胰岛素缺乏与血糖未受控的糖尿病会引发分解代谢状态，伴随肌肉力量下降，进而增加疾病相关的发病风险。叉头框O（FoxO）转录因子可被胰岛素抑制，因此是胰岛素作用的关键介导因子。为探究其在糖尿病性肌肉消耗中的作用，我们构建了肌肉特异性FoxO1/3/4三基因敲除小鼠（M-FoxO-TKO），并通过链脲佐菌素（streptozotocin, STZ）诱导该模型小鼠患上糖尿病。链脲佐菌素诱导的糖尿病（STZ-Diabetes）小鼠模型中，肌肉质量与肌纤维面积下降20%~30%，这是由于泛素-蛋白酶体降解增强与自噬异常所致，具体表现为含LC3的囊泡增多，以及磷酸化ULK1与LC3-II的水平升高。在STZ处理的FoxO三基因敲除小鼠中，肌肉丢失以及降解/自噬增强的标志物均完全得到抑制。转录组学分析显示，在STZ诱导的糖尿病小鼠中，泛素介导的蛋白水解通路出现FoxO依赖性的激活，其中包括对Fbxo32（Atrogin1）、Trim63（MuRF1）、Bnip3L以及Gabarapl的调控。在短期胰岛素缺乏的1型糖尿病患者肌肉组织中，上述基因的表达量同样升高了1.4~3.3倍。因此，受FoxO调控的基因在胰岛素缺乏型糖尿病的蛋白降解增强与肌肉萎缩过程中发挥限速作用。整体实验设计：肌肉特异性FoxO1、FoxO3及FoxO4三基因敲除（M-FoxO-TKO）小鼠通过ACTA1-Cre工具鼠（品系编号006149，购自杰克逊实验室）与由哥伦比亚大学医学中心Domenico Accili博士馈赠的FoxO1/3/4三基因floxed小鼠构建获得。
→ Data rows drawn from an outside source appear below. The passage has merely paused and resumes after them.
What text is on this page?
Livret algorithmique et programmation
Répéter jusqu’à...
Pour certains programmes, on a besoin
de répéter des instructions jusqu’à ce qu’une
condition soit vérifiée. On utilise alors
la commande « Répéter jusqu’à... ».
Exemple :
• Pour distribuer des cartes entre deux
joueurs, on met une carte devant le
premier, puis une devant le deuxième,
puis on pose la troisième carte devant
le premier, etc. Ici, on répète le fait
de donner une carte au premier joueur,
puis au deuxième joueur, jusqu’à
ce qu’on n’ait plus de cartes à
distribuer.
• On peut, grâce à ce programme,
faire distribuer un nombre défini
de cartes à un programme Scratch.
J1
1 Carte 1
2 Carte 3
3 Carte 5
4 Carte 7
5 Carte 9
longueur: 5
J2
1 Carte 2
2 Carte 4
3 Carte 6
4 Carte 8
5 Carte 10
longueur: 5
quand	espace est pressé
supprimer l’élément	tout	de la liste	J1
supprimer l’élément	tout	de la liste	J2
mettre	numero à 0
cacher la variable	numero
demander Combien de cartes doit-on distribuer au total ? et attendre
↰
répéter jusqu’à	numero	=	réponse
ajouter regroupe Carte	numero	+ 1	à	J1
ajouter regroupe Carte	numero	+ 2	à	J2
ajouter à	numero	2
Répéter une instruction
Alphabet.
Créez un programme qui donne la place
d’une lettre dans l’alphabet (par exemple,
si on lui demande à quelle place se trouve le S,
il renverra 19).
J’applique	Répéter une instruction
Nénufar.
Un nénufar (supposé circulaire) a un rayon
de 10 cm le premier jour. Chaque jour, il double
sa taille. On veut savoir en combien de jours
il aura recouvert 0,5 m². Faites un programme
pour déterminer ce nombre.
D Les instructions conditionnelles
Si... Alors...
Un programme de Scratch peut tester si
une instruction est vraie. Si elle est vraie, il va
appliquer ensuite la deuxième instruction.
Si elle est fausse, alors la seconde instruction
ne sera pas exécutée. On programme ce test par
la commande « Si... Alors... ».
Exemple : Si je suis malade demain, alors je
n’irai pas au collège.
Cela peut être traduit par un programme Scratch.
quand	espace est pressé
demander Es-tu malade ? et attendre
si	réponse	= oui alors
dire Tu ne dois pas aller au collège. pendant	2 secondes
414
所有实验均使用同窝对照小鼠，因该小鼠群体的遗传背景为混合背景，包含C57Blk6、C57Blk6J与129品系。STZ造模时，小鼠先经一夜禁食，随后腹腔注射溶于100 mmol/L柠檬酸盐缓冲液（pH 4.5）的高剂量STZ（150 mg/kg，货号S0130，西格玛公司），对照组仅注射等量柠檬酸盐缓冲液，注射后即刻恢复喂食。由于雌性小鼠对STZ的响应性较弱，雌性小鼠先接受150 mg/kg剂量的STZ注射，并于第3天追加75 mg/kg剂量的STZ（24）。分别于第3、7、12、15天监测小鼠的高血糖情况，仅选取后续9~12天内随机血糖持续高于300 mg/dL的小鼠用于后续实验。